La réduction temporaire de la redevance d'utilisation de l'infrastructure qui serait accordée pour les trains équipés du système européen de contrôle des trains (ETCS) devrait être facultative et non obligatoire, comme le souhaitent la Commission et le Parlement européen.
Le financement de l'infrastructure
Le Conseil a introduit la possibilité de mettre en œuvre par des actes réglementaires, et non pas uniquement par contrat comme le propose la Commission, les mesures d'incitation qui sont destinées à encourager les gestionnaires de l'infrastructure à réduire les coûts de fourniture de l'infrastructure et le niveau des redevances d'accès.
Contrairement à la Commission et au Parlement européen, le Conseil estime que la stratégie de développement qui doit être publiée par les gestionnaires de l'infrastructure ne doit avoir qu'une valeur indicative et qu'il n'y a pas lieu d'introduire un délai fixe pour garantir l'équilibre des comptes des gestionnaires.

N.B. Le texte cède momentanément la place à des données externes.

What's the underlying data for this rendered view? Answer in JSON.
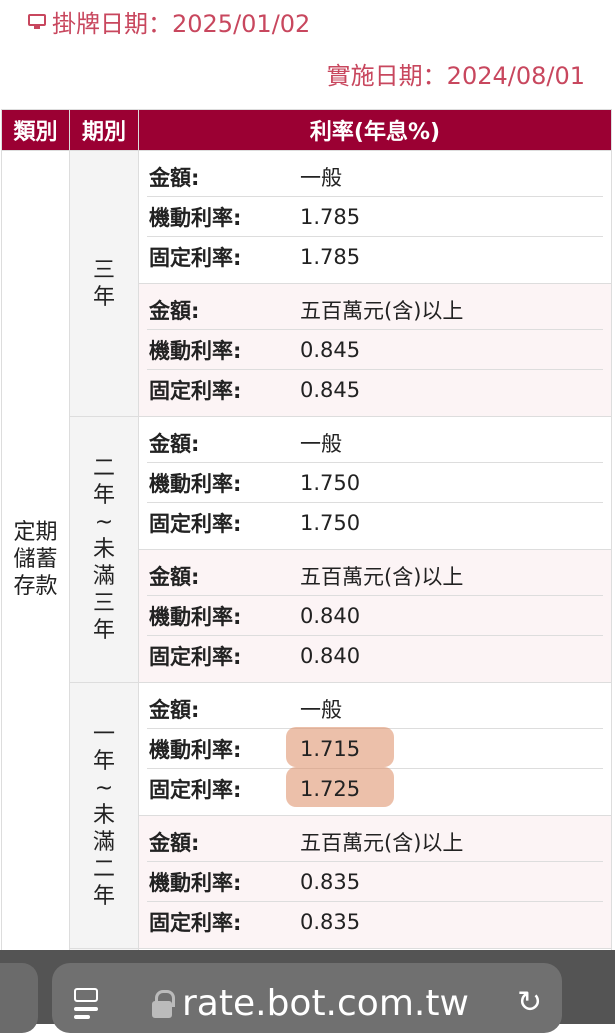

Le Conseil ne peut pas accepter les amendements du Parlement européen visant à prolonger la durée des stratégies de développement, à obliger les États membres à fournir un financement public et à réduire le délai pour ce qui est de garantir l'équilibre des comptes.
L'organisme de contrôle
D'une manière générale, le Conseil accepte de renforcer l'indépendance et d'étendre les compétences des organismes de contrôle, ainsi que de renforcer la coopération entre ceux-ci. Cependant, il a revu les exigences d'indépendance proposées pour le personnel des organismes et préservé les compétences des autorités nationales de concurrence ; il n'a pas accepté l'obligation faite aux gestionnaires de l'infrastructure de publier des comptes réglementaires détaillés. Le Conseil ne peut pas accepter les amendements du Parlement européen qui visent à étendre encore les compétences des organismes de contrôle et à mettre en place un réseau formel d'organismes de contrôle, et qui appellent à créer un organisme de contrôle européen.
La séparation entre la gestion et l'utilisation de l'infrastructure
Tandis que le Parlement européen suggère d'introduire, en matière de séparation, des exigences spécifiques concernant les services des technologies de l'information et la politique du personnel et invite la Commission à présenter, d'ici 2012, une nouvelle proposition législative assurant une séparation totale entre les gestionnaires de l'infrastructure et les entreprises ferroviaires, le Conseil n'est pas favorable à l'introduction d'exigences supplémentaires en la matière et estime que la question d'une séparation totale ne devrait pas être abordée dans le cadre de la présente directive.
S'agissant de l'adoption des modalités de mise en œuvre, le Conseil a limité les parties de la proposition pour lesquelles la Commission devrait être habilitée à agir de manière autonome par des actes délégués. Par ailleurs, pour certaines parties du texte, le Conseil a introduit la procédure des "actes d'exécution" associant des experts des États membres et de la Commission. Le Parlement européen souhaite aussi limiter le recours aux actes délégués, mais il s'oppose au recours aux actes d'exécution.
En outre, le Conseil n'a pas pris en considération les amendements du Parlement européen qui conduiraient à introduire des modifications de fond dans des dispositions du paquet ferroviaire qui, dans la proposition de refonte de la Commission, restent inchangées ; de tels amendements ne respectent pas les limites de la refonte juridique qui ont été définies par un accord interinstitutionnel.